Ancak durum artık hiç de öyle değil. Evden, hatta odasından neredeyse hiç çıkmayan çocuklar belki de sokakta olabileceğinden daha fazla internet ortamında yapmış oldukları paylaşımlar, zararlı yazılımlar ve oyunlar içine gizlenerek tehdit unsuru barındıran eylemlerle daha büyük bir tehlike ile karşı karşıya.
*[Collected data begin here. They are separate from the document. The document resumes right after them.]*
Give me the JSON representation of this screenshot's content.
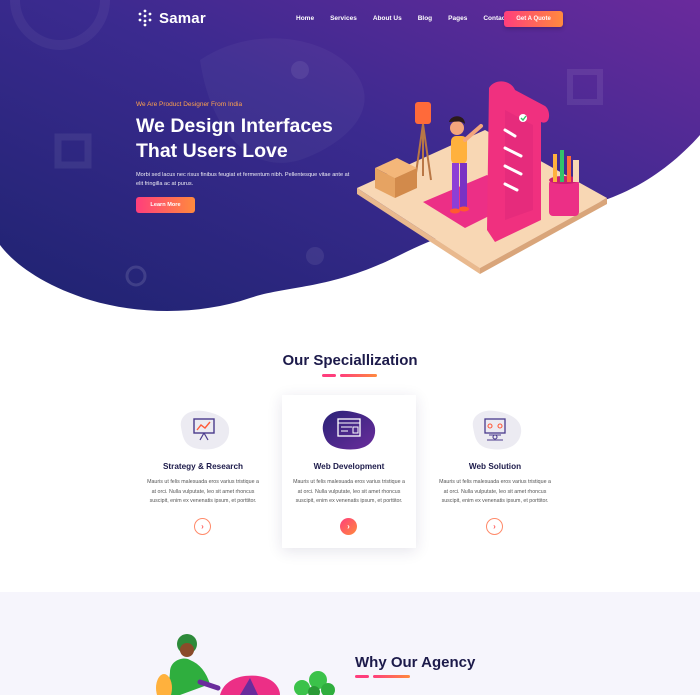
{
  "brand": {
    "name": "Samar"
  },
  "nav": {
    "items": [
      "Home",
      "Services",
      "About Us",
      "Blog",
      "Pages",
      "Contact Us"
    ],
    "cta": "Get A Quote"
  },
  "hero": {
    "tagline": "We Are Product Designer From India",
    "headline": "We Design Interfaces That Users Love",
    "description": "Morbi sed lacus nec risus finibus feugiat et fermentum nibh. Pellentesque vitae ante at elit fringilla ac at purus.",
    "button": "Learn More"
  },
  "specialization": {
    "title": "Our Speciallization",
    "cards": [
      {
        "title": "Strategy & Research",
        "text": "Mauris ut felis malesuada eros varius tristique a at orci. Nulla vulputate, leo sit amet rhoncus suscipit, enim ex venenatis ipsum, et porttitor.",
        "arrow": "›",
        "icon": "presentation-chart-icon"
      },
      {
        "title": "Web Development",
        "text": "Mauris ut felis malesuada eros varius tristique a at orci. Nulla vulputate, leo sit amet rhoncus suscipit, enim ex venenatis ipsum, et porttitor.",
        "arrow": "›",
        "icon": "browser-code-icon"
      },
      {
        "title": "Web Solution",
        "text": "Mauris ut felis malesuada eros varius tristique a at orci. Nulla vulputate, leo sit amet rhoncus suscipit, enim ex venenatis ipsum, et porttitor.",
        "arrow": "›",
        "icon": "team-network-icon"
      }
    ]
  },
  "why": {
    "title": "Why Our Agency"
  },
  "colors": {
    "hero_dark": "#2a1f78",
    "hero_light": "#6a2fa0",
    "accent_start": "#ff3e7c",
    "accent_end": "#ff8a3d",
    "tagline": "#ffa24d",
    "heading": "#1c1a4a"
  }
}
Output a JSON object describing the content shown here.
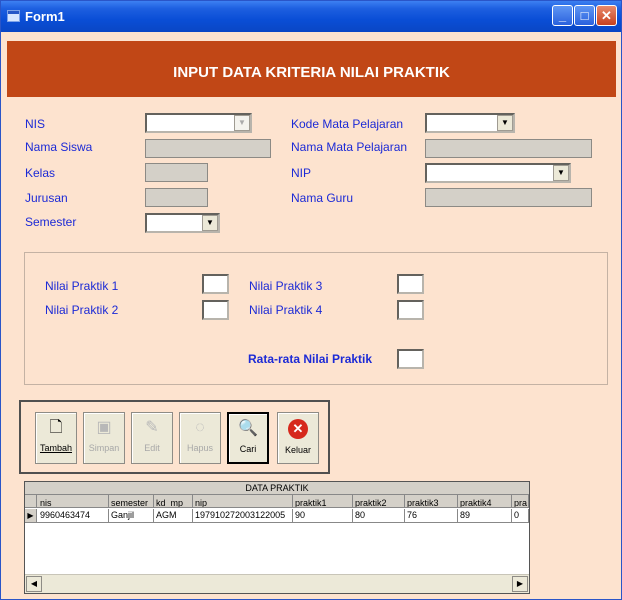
{
  "window": {
    "title": "Form1",
    "icons": [
      "minimize-icon",
      "maximize-icon",
      "close-icon"
    ]
  },
  "header": {
    "title": "INPUT DATA KRITERIA NILAI PRAKTIK"
  },
  "form": {
    "nis": {
      "label": "NIS",
      "value": ""
    },
    "nama_siswa": {
      "label": "Nama Siswa",
      "value": ""
    },
    "kelas": {
      "label": "Kelas",
      "value": ""
    },
    "jurusan": {
      "label": "Jurusan",
      "value": ""
    },
    "semester": {
      "label": "Semester",
      "value": ""
    },
    "kode_mp": {
      "label": "Kode Mata Pelajaran",
      "value": ""
    },
    "nama_mp": {
      "label": "Nama Mata Pelajaran",
      "value": ""
    },
    "nip": {
      "label": "NIP",
      "value": ""
    },
    "nama_guru": {
      "label": "Nama Guru",
      "value": ""
    }
  },
  "scores": {
    "p1": {
      "label": "Nilai Praktik 1",
      "value": ""
    },
    "p2": {
      "label": "Nilai Praktik 2",
      "value": ""
    },
    "p3": {
      "label": "Nilai Praktik 3",
      "value": ""
    },
    "p4": {
      "label": "Nilai Praktik 4",
      "value": ""
    },
    "avg": {
      "label": "Rata-rata Nilai Praktik",
      "value": ""
    }
  },
  "toolbar": {
    "tambah": {
      "label": "Tambah",
      "icon": "new-document-icon",
      "enabled": true
    },
    "simpan": {
      "label": "Simpan",
      "icon": "save-disk-icon",
      "enabled": false
    },
    "edit": {
      "label": "Edit",
      "icon": "edit-pencil-icon",
      "enabled": false
    },
    "hapus": {
      "label": "Hapus",
      "icon": "delete-icon",
      "enabled": false
    },
    "cari": {
      "label": "Cari",
      "icon": "magnifier-icon",
      "enabled": true
    },
    "keluar": {
      "label": "Keluar",
      "icon": "exit-x-icon",
      "enabled": true
    }
  },
  "grid": {
    "caption": "DATA PRAKTIK",
    "columns": [
      "nis",
      "semester",
      "kd_mp",
      "nip",
      "praktik1",
      "praktik2",
      "praktik3",
      "praktik4",
      "pra"
    ],
    "rows": [
      [
        "9960463474",
        "Ganjil",
        "AGM",
        "197910272003122005",
        "90",
        "80",
        "76",
        "89",
        "0"
      ]
    ]
  },
  "colors": {
    "banner": "#c14716",
    "label": "#1c2ad6",
    "form_bg": "#fde3cf",
    "titlebar": "#0a4ed6"
  }
}
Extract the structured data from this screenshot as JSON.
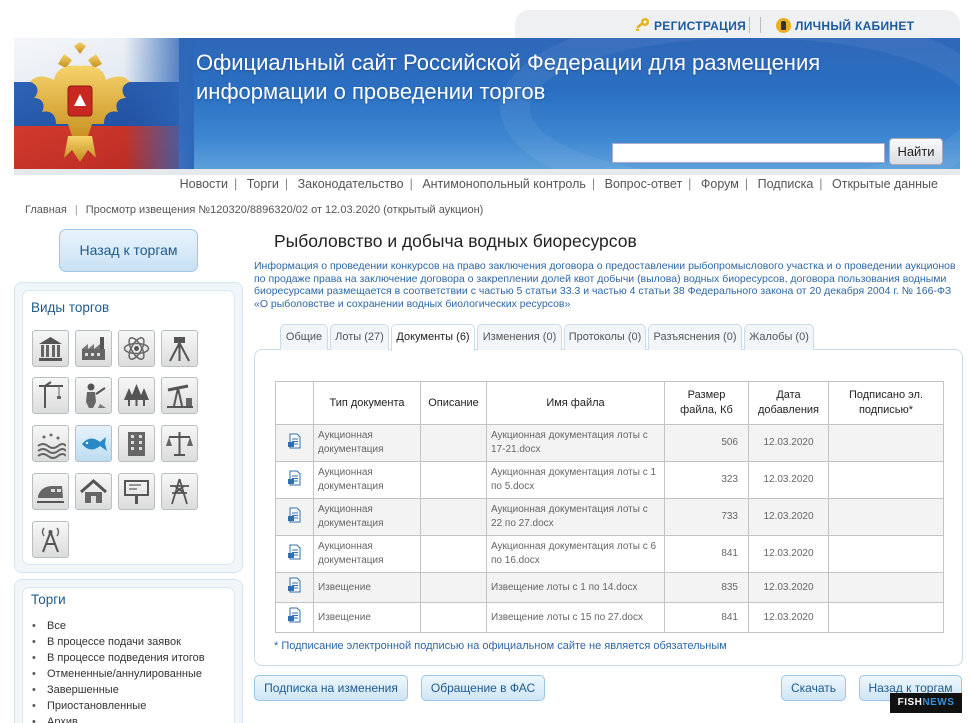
{
  "topbar": {
    "register_label": "РЕГИСТРАЦИЯ",
    "cabinet_label": "ЛИЧНЫЙ КАБИНЕТ"
  },
  "banner": {
    "title_line1": "Официальный сайт Российской Федерации для размещения",
    "title_line2": "информации о проведении торгов"
  },
  "search": {
    "value": "",
    "button_label": "Найти"
  },
  "nav": {
    "items": [
      "Новости",
      "Торги",
      "Законодательство",
      "Антимонопольный контроль",
      "Вопрос-ответ",
      "Форум",
      "Подписка",
      "Открытые данные"
    ]
  },
  "breadcrumb": {
    "home": "Главная",
    "current": "Просмотр извещения №120320/8896320/02 от 12.03.2020 (открытый аукцион)"
  },
  "sidebar": {
    "back_button": "Назад к торгам",
    "types_title": "Виды торгов",
    "type_icons": [
      "bank-icon",
      "factory-icon",
      "atom-icon",
      "theodolite-icon",
      "crane-icon",
      "miner-icon",
      "forest-icon",
      "oil-pump-icon",
      "water-icon",
      "fish-icon",
      "building-icon",
      "scales-icon",
      "train-icon",
      "house-icon",
      "billboard-icon",
      "power-line-icon",
      "antenna-icon"
    ],
    "torgi_title": "Торги",
    "torgi_items": [
      "Все",
      "В процессе подачи заявок",
      "В процессе подведения итогов",
      "Отмененные/аннулированные",
      "Завершенные",
      "Приостановленные",
      "Архив"
    ]
  },
  "main": {
    "title": "Рыболовство и добыча водных биоресурсов",
    "info": "Информация о проведении конкурсов на право заключения договора о предоставлении рыбопромыслового участка и о проведении аукционов по продаже права на заключение договора о закреплении долей квот добычи (вылова) водных биоресурсов, договора пользования водными биоресурсами размещается в соответствии с частью 5 статьи 33.3 и частью 4 статьи 38 Федерального закона от 20 декабря 2004 г. № 166-ФЗ «О рыболовстве и сохранении водных биологических ресурсов»",
    "tabs": [
      "Общие",
      "Лоты (27)",
      "Документы (6)",
      "Изменения (0)",
      "Протоколы (0)",
      "Разъяснения (0)",
      "Жалобы (0)"
    ],
    "active_tab": "Документы (6)",
    "table": {
      "headers": [
        "Тип документа",
        "Описание",
        "Имя файла",
        "Размер файла, Кб",
        "Дата добавления",
        "Подписано эл. подписью*"
      ],
      "rows": [
        {
          "type": "Аукционная документация",
          "desc": "",
          "file": "Аукционная документация лоты с 17-21.docx",
          "size": "506",
          "date": "12.03.2020",
          "signed": ""
        },
        {
          "type": "Аукционная документация",
          "desc": "",
          "file": "Аукционная документация лоты с 1 по 5.docx",
          "size": "323",
          "date": "12.03.2020",
          "signed": ""
        },
        {
          "type": "Аукционная документация",
          "desc": "",
          "file": "Аукционная документация лоты с 22 по 27.docx",
          "size": "733",
          "date": "12.03.2020",
          "signed": ""
        },
        {
          "type": "Аукционная документация",
          "desc": "",
          "file": "Аукционная документация лоты с 6 по 16.docx",
          "size": "841",
          "date": "12.03.2020",
          "signed": ""
        },
        {
          "type": "Извещение",
          "desc": "",
          "file": "Извещение лоты с 1 по 14.docx",
          "size": "835",
          "date": "12.03.2020",
          "signed": ""
        },
        {
          "type": "Извещение",
          "desc": "",
          "file": "Извещение лоты с 15 по 27.docx",
          "size": "841",
          "date": "12.03.2020",
          "signed": ""
        }
      ]
    },
    "note": "* Подписание электронной подписью на официальном сайте не является обязательным"
  },
  "buttons": {
    "subscribe": "Подписка на изменения",
    "fas": "Обращение в ФАС",
    "download": "Скачать",
    "back": "Назад к торгам"
  },
  "watermark": {
    "part1": "FISH",
    "part2": "NEWS"
  }
}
Son olarak bir anne tarafından çocuğunun oynadığı bir oyunda para vermek için tehdit edildiği tespit edildi. Anne diyor ki: “Ben bir ebeveyn olarak çok endişeliyim ve yetkililerin bu konuya acilen el atmasını istiyorum. Bugün oğlumun oynadığı Br**l Stars adlı mobil oyun içinde korkunç bir çetenin varlığına bizzat şahit oldum. Çocukları hedef alarak onları para vermeye zorlayan, tehdit eden ve ailelerine kadar ulaşan bir grup var! Oğlum oyun içinde tehdit edildi. Takip ettiğim için fark ettim ki, bu kişiler onu para vermesi için baskı altına almış. Ben devreye girip yazıştığımda, vermeyeceğimizi söyledim ve “Annem izin vermiyor” diyerek durumu anlatmaya çalıştım. Ancak aldığım yanıt dehşet vericiydi.
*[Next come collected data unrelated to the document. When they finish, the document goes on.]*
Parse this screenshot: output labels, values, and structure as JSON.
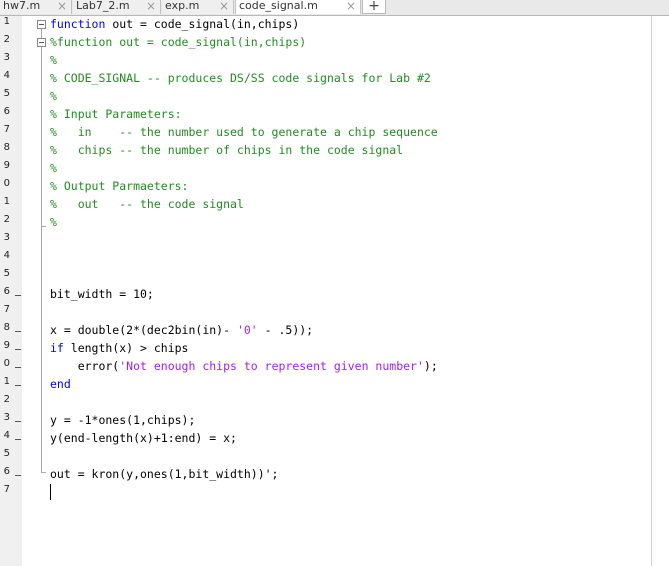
{
  "tabs": [
    {
      "label": "hw7.m"
    },
    {
      "label": "Lab7_2.m"
    },
    {
      "label": "exp.m"
    },
    {
      "label": "code_signal.m"
    }
  ],
  "add_tab_label": "+",
  "close_glyph": "×",
  "line_numbers": [
    "1",
    "2",
    "3",
    "4",
    "5",
    "6",
    "7",
    "8",
    "9",
    "0",
    "1",
    "2",
    "3",
    "4",
    "5",
    "6",
    "7",
    "8",
    "9",
    "0",
    "1",
    "2",
    "3",
    "4",
    "5",
    "6",
    "7"
  ],
  "code": {
    "l1_kw": "function",
    "l1_rest": " out = code_signal(in,chips)",
    "l2": "%function out = code_signal(in,chips)",
    "l3": "%",
    "l4": "% CODE_SIGNAL -- produces DS/SS code signals for Lab #2",
    "l5": "%",
    "l6": "% Input Parameters:",
    "l7": "%   in    -- the number used to generate a chip sequence",
    "l8": "%   chips -- the number of chips in the code signal",
    "l9": "%",
    "l10": "% Output Parmaeters:",
    "l11": "%   out   -- the code signal",
    "l12": "%",
    "l16": "bit_width = 10;",
    "l18": "x = double(2*(dec2bin(in)- ",
    "l18_str": "'0'",
    "l18_rest": " - .5));",
    "l19_kw": "if",
    "l19_rest": " length(x) > chips",
    "l20_pre": "    error(",
    "l20_str": "'Not enough chips to represent given number'",
    "l20_post": ");",
    "l21_kw": "end",
    "l23": "y = -1*ones(1,chips);",
    "l24": "y(end-length(x)+1:end) = x;",
    "l26": "out = kron(y,ones(1,bit_width))';"
  }
}
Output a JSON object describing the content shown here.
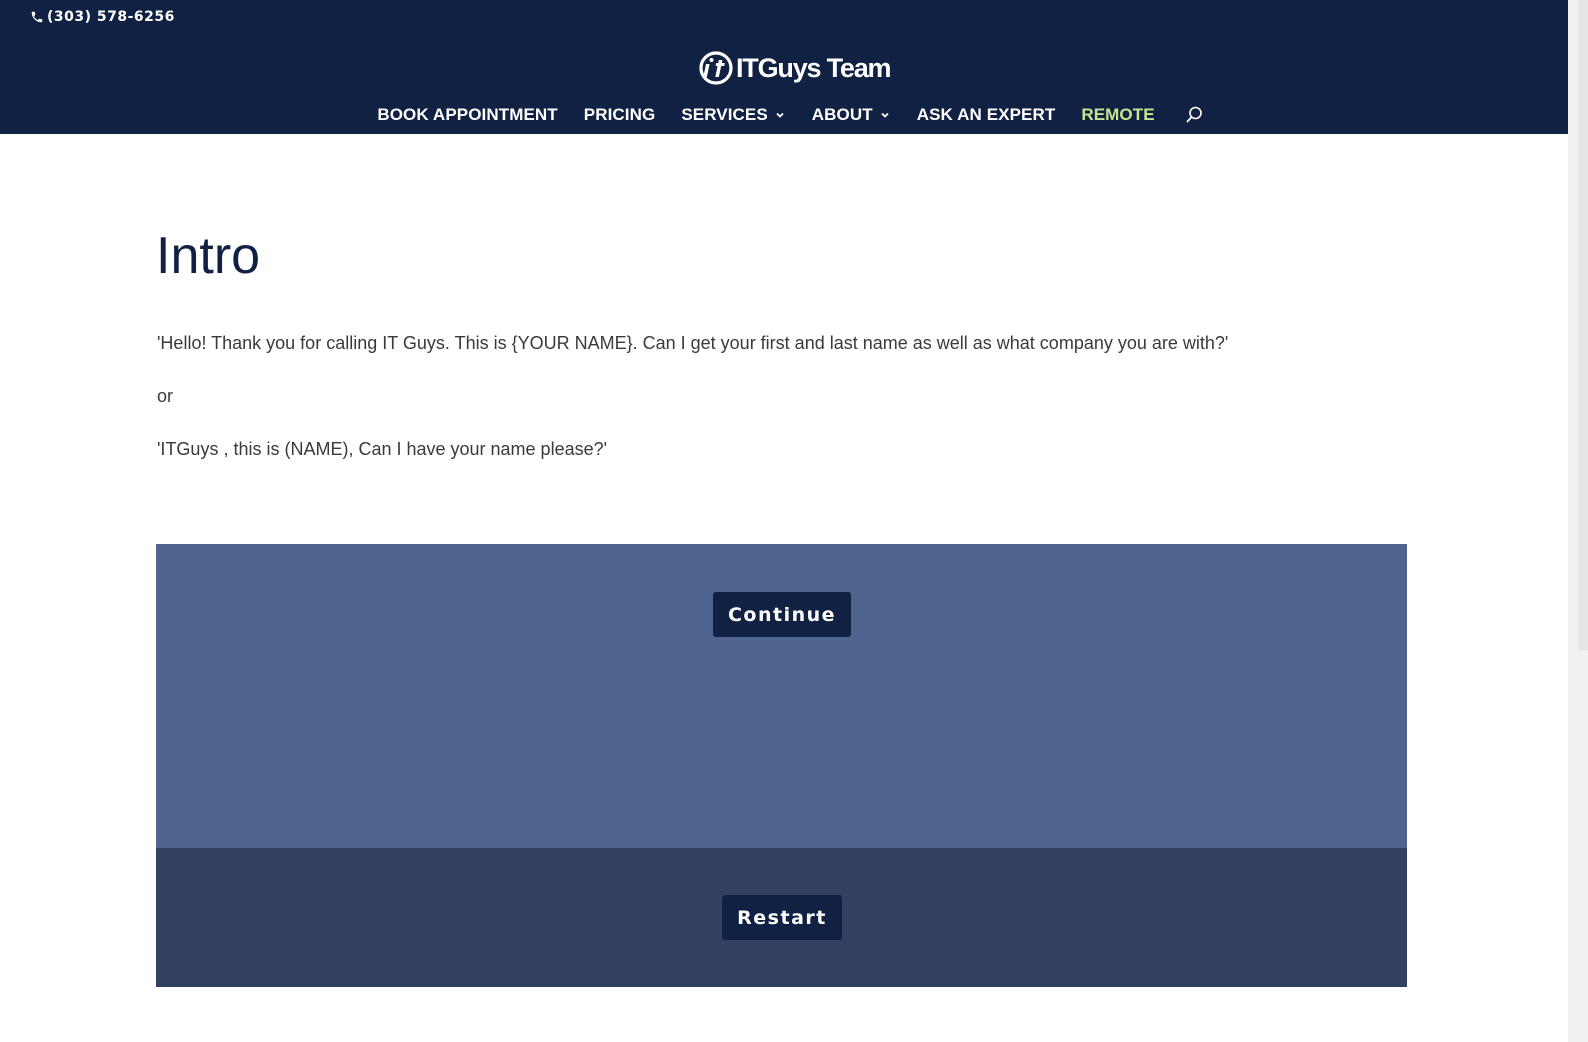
{
  "header": {
    "phone": "(303) 578-6256",
    "logo_text": "ITGuys Team",
    "nav": [
      {
        "label": "BOOK APPOINTMENT"
      },
      {
        "label": "PRICING"
      },
      {
        "label": "SERVICES"
      },
      {
        "label": "ABOUT"
      },
      {
        "label": "ASK AN EXPERT"
      },
      {
        "label": "REMOTE"
      }
    ],
    "colors": {
      "background": "#102143",
      "remote_accent": "#c9e48f"
    }
  },
  "main": {
    "title": "Intro",
    "paragraphs": [
      "'Hello! Thank you for calling IT Guys. This is {YOUR NAME}. Can I get your first and last name as well as what company you are with?'",
      "or",
      "'ITGuys , this is (NAME), Can I have your name please?'"
    ],
    "continue_label": "Continue",
    "restart_label": "Restart",
    "colors": {
      "continue_panel": "#4e648f",
      "restart_panel": "#32415f",
      "button": "#102143"
    }
  },
  "icons": {
    "phone": "phone-icon",
    "search": "search-icon",
    "dropdown": "chevron-down-icon"
  }
}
“Anneni, babanı bulacağım.

Evinizi biliyorum, geleceğim.”

Bundan sadece 10 dakika sonra WhatsApp üzerinden bir mesaj aldım: “Oğlunuza terbiye verin, beni dolandırdı.”

Yetkililerden önce bizler yani anne ve babalar çocuklarının özellikle online oynadıkları oyunları takip etmeli, tehlike arz eden bir durumun varlığı halinde çok hızlı bir şekilde müdahale edilerek en azından çocuğun daha fazla korkutulmasına müsaade etmeden oyundan uzaklaştırmalı, akabinde hakaret, tehdit ve dolandırıcılık eylemleri nedeniyle derhal Cumhuriyet Savcılıklarına suç duyurusunda bulunulmalıyız.

OYUNU SİLMEK YETMEYEBİLİR!

Bu gibi durumlarla karşılaşılması halinde refleks olarak oyunu silmek sorunu ortadan kaldırmak anlamına gelmeyebilir. Bazen sadece dolandırıcılık amacıyla hazırlanan kötü yazılımlarla oynanılan oyun dahilinde giriş yapılması halinde farkında olmadan tüm verileriniz dolandırıcıların eline geçebilir.

Önceden Paylaşılmış Bilgiler: Çocuğunuz ya da başka bir aile üyesi bir sohbet sırasında, oyun içi bir arkadaşına veya başka bir platformda telefon numarasını paylaşmış olabilir.

Oyun Dışı Platformlara Yönlendirme: Bu tür dolandırıcılar, oyuncuları genellikle WhatsApp, Discord gibi platformlara çekerek kişisel bilgileri toplamaya çalışır.

IP Adresi ve Sosyal Mühendislik: Kimi zaman kötü niyetli kişiler, oyuncuları kandırarak sahte web sitelerine yönlendirir ve buradan IP adresleri üzerinden bazı bilgileri edinebilir.

Önceden Ele Geçirilmiş Veriler: Eğer daha önce bir veri sızıntısı olduysa (örneğin bir sosyal medya veya oyun hesabının bilgileri sızdırıldıysa), dolandırıcılar bu verileri kullanarak kişilere ulaşabilir.